Would love to have some comment from the authors on this.  In the mean time in the next 2 or 3 days I’ll write some code and see if I can verify this theory across a range of vendor devices that I have, will advise on the results I get.

Thanks

Andrew


From: spring <spring-bounces@ietf.org> on behalf of "Joel M. Halpern" <jmh@joelhalpern.com>
Date: Wednesday, 4 March 2020 at 23:42
To: "spring@ietf.org" <spring@ietf.org>
Subject: [spring] SRv6 PSP use case

I think I have now inferred what the intended use case is for PSP. I
really wish folks had stated it in full and explicitly, rather than
implicitly a piece at a time, on the list.

As noted below after the explanation, I think that supporting this use
case does require some explanations somewhere. And given that the
support is in terms of PSP, I guess the NP draft is the place to put the
caveats.

As far as I can tell, the use case is as follows.
The operator has devices, that they reasonably wish to continue to use.
These devices can support encapsulation and decapsulation with
sufficiently arbitrary content.
These devices comply with the RFC 8200 requirement for ignoring routing
headers by punting those to the slow path. With significant performance
penalty.
-- Presumably, these devices have some form of protection to prevent
this slow-pathing from becoming a DoS on the other necessary control
functions. I don't think that protection is an SRv6 or NP problem. But
it is necessary.

Thus, the SRv6 designers want to be able to use these devices as part of
the SRv6 domain, strictly at entry and exit. They use PSP as a way to
avoid hitting the slow path on decapsulate. (Presumably because the
check that punts the packet to the slow path is before the check that
says "decapsulate". And it probably should be in that order.)
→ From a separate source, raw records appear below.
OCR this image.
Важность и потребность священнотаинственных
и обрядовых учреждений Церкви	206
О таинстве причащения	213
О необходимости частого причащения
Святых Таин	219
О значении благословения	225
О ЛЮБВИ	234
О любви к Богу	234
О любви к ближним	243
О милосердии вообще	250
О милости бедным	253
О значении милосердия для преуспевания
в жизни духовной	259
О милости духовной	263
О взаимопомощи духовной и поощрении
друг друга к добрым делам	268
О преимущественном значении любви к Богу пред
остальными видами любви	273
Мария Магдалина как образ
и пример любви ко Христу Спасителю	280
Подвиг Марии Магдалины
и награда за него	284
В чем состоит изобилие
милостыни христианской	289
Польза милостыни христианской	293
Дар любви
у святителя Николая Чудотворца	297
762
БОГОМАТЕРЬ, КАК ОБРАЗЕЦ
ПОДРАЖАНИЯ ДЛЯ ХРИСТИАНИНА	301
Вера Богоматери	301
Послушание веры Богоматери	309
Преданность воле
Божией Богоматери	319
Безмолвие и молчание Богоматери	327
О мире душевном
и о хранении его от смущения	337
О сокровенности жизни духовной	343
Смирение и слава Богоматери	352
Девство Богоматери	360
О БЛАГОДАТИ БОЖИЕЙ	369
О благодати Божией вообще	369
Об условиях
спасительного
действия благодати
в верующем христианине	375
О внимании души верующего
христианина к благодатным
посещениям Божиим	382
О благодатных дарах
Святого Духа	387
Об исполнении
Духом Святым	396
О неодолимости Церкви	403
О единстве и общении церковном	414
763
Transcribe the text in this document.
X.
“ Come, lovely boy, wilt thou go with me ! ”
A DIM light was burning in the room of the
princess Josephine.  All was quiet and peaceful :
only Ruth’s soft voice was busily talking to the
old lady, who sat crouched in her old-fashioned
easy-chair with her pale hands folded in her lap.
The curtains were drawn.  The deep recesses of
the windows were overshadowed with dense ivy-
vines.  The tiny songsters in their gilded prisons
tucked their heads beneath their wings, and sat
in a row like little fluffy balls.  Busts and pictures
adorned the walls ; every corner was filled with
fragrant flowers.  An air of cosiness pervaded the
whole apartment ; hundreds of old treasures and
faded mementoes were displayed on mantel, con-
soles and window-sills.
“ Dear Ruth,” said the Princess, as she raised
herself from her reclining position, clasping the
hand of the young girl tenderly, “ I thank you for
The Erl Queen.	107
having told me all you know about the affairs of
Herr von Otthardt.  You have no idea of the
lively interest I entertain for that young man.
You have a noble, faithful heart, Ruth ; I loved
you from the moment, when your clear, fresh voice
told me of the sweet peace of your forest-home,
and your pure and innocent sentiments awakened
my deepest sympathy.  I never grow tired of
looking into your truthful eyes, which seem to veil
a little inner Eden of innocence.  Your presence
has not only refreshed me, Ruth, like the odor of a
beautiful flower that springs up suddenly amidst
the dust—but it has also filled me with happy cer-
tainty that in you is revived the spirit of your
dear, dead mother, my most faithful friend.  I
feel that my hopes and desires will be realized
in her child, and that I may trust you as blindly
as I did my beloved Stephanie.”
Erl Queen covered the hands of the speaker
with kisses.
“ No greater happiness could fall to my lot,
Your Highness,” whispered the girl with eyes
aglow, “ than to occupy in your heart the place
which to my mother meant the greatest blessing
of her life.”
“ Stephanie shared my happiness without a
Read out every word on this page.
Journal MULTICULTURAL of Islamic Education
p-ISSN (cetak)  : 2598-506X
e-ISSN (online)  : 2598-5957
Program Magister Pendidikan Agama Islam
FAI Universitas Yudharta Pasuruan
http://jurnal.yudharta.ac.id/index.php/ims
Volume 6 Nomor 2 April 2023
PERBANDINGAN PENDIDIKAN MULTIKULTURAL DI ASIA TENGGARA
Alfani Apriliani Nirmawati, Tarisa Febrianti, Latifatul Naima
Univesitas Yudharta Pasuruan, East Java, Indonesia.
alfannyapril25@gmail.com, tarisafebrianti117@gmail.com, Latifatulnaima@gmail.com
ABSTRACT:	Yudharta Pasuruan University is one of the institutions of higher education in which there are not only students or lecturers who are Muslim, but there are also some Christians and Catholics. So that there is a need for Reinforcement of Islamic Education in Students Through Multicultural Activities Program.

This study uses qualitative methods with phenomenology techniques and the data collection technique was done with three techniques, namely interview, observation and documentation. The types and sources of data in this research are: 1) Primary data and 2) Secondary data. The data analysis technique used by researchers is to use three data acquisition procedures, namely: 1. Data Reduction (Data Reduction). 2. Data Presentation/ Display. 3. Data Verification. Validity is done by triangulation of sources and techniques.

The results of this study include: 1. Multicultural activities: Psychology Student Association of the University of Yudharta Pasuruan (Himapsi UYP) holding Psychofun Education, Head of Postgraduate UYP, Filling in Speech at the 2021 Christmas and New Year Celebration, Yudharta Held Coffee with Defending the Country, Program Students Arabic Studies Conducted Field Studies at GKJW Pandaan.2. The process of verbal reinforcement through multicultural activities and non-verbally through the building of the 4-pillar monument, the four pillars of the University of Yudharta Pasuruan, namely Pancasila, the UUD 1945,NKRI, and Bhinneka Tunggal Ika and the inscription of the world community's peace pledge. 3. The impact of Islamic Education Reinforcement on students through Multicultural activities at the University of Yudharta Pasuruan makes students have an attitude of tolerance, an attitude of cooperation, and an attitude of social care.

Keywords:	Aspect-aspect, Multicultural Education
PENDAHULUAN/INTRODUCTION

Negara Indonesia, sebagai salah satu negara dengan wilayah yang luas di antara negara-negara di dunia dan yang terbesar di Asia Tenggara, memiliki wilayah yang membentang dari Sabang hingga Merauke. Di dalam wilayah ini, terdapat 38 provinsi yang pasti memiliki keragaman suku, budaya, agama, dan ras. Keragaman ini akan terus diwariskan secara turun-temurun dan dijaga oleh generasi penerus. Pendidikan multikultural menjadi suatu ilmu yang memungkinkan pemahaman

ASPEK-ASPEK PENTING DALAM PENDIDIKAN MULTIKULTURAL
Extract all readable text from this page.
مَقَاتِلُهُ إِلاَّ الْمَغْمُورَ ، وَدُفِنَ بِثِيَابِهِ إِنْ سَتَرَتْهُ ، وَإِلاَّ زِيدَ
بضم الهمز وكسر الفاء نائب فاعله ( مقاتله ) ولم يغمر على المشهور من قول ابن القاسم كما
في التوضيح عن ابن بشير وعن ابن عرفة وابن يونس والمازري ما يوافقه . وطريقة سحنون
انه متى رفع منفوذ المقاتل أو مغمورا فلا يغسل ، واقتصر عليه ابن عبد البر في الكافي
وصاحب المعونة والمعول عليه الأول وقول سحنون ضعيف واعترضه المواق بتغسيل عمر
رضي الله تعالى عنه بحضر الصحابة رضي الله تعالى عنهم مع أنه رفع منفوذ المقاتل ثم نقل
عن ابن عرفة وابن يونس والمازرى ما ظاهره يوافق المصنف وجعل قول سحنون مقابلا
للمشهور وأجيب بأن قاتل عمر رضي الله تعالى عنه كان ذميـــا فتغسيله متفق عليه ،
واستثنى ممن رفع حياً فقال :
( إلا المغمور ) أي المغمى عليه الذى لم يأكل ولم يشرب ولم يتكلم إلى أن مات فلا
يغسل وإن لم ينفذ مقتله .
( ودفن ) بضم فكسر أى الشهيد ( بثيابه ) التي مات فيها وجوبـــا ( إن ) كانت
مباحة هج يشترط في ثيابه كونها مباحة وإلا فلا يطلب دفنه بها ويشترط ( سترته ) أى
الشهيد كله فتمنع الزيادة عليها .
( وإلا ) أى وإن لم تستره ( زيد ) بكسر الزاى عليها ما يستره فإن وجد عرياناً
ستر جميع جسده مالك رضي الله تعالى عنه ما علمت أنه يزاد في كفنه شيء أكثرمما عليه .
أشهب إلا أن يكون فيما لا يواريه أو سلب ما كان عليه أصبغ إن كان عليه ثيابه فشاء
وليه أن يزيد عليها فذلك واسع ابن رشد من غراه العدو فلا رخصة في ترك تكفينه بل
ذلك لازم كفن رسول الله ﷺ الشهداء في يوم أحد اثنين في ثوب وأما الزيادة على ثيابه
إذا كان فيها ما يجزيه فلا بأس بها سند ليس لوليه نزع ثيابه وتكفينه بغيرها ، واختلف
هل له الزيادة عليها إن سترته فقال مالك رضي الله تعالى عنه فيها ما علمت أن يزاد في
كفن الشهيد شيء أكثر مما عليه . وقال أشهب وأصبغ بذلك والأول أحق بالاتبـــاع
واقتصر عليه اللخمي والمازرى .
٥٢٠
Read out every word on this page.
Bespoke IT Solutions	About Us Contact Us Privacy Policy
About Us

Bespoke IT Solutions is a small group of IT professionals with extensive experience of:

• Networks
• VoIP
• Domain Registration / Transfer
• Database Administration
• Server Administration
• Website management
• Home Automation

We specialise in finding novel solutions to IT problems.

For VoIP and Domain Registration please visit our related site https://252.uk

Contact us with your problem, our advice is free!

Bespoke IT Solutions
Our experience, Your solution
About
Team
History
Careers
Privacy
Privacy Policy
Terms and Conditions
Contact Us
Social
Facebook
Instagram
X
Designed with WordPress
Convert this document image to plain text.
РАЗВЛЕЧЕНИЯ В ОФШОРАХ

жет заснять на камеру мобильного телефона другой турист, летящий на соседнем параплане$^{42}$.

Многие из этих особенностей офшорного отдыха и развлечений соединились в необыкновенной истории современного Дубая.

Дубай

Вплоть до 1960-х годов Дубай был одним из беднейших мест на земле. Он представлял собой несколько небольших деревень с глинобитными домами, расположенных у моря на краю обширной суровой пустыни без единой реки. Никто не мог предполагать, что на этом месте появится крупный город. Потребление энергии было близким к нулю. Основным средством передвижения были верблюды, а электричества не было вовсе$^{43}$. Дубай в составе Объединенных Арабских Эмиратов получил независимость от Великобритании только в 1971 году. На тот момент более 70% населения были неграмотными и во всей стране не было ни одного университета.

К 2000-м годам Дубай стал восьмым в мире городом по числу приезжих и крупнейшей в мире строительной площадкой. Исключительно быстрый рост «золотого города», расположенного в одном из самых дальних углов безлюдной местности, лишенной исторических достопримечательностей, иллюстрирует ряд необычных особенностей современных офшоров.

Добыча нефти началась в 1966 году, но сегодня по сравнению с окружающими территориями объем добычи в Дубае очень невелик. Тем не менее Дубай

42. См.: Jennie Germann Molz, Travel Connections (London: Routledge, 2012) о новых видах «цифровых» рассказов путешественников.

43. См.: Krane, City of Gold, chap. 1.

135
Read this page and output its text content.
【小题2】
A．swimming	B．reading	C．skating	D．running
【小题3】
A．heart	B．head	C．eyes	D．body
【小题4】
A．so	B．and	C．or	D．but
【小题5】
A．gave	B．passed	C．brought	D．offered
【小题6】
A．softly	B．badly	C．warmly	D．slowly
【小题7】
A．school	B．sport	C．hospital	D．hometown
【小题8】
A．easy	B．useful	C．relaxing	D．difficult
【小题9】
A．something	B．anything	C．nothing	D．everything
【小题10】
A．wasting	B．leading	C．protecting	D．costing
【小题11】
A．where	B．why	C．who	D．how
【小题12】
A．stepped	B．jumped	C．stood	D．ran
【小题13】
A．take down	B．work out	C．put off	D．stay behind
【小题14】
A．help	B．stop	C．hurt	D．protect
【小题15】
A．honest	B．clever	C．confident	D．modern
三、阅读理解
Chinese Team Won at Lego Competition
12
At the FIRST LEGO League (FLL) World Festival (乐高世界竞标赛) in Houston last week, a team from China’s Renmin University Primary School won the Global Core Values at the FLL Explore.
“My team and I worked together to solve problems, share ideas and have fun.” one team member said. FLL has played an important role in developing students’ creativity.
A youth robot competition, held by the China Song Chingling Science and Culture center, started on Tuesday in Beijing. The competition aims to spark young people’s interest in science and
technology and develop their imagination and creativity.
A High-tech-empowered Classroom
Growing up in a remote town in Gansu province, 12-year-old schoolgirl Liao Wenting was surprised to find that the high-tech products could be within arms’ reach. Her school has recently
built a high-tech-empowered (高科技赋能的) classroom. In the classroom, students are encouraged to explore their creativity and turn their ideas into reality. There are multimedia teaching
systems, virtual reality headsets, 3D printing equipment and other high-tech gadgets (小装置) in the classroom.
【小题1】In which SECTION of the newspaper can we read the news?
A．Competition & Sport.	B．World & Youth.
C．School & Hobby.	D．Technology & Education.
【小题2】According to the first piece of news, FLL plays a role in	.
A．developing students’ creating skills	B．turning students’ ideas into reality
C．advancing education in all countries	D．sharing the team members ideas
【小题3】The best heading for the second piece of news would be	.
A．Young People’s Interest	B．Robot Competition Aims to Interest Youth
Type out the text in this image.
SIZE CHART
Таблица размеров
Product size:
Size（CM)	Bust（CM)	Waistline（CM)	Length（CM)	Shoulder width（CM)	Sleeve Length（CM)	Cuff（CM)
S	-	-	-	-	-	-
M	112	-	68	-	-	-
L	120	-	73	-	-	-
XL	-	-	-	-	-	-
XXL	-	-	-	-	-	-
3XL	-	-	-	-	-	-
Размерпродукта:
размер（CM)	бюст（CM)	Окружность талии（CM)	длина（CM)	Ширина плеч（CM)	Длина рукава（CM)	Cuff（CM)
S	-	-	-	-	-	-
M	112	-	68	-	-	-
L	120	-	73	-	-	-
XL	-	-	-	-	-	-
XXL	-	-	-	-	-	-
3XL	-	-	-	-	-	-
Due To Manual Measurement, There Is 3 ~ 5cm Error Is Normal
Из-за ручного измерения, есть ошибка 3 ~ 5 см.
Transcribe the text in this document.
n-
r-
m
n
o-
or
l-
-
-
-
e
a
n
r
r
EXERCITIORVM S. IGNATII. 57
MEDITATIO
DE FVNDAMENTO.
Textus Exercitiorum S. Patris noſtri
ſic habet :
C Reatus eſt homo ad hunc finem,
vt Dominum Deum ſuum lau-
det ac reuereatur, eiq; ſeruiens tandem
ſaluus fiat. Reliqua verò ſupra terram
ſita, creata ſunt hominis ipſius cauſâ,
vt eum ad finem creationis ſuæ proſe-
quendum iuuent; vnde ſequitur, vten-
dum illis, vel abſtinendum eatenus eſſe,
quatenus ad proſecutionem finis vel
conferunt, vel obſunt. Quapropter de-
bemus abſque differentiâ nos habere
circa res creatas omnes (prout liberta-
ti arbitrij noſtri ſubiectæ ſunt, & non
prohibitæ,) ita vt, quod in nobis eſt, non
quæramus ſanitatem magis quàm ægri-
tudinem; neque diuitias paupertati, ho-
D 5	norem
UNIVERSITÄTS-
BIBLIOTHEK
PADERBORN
In order to support this, the authors have also pretended that maximum
SID depth is meaningful for a thing that is not a stack, and that 0
means "no SRH permitted". While an interesting stretch on the routing
protocol semantics, it is not SPRING's problem.

The fact that these nodes can not be SRv6 end nodes other than as
terminal nodes with a prior node that advertised PSP SID(s) and where
those PSP SIDs are used on any path that terminates at these end nodes
is important. It probably should be called out. It would have helped a
number of the examples that were discussed on the list.

There is another implication that needs to be stated explicitly. And I
do not know how the necessary property can be indicated. These nodes
MUST NOT be transit nodes in an SRv6 path.

Having parsed the use case, I would note that the topological
constraints are pretty severe. the operator must ensure that there are
PSP processing nodes sufficiently close to these edge nodes that they do
not destroy the traffic engineering properties in order to achieve the
ingress / egress utilization.

If all of this had been stated explicitly, I think we could have had a
clear discussion of teh costs and benefits.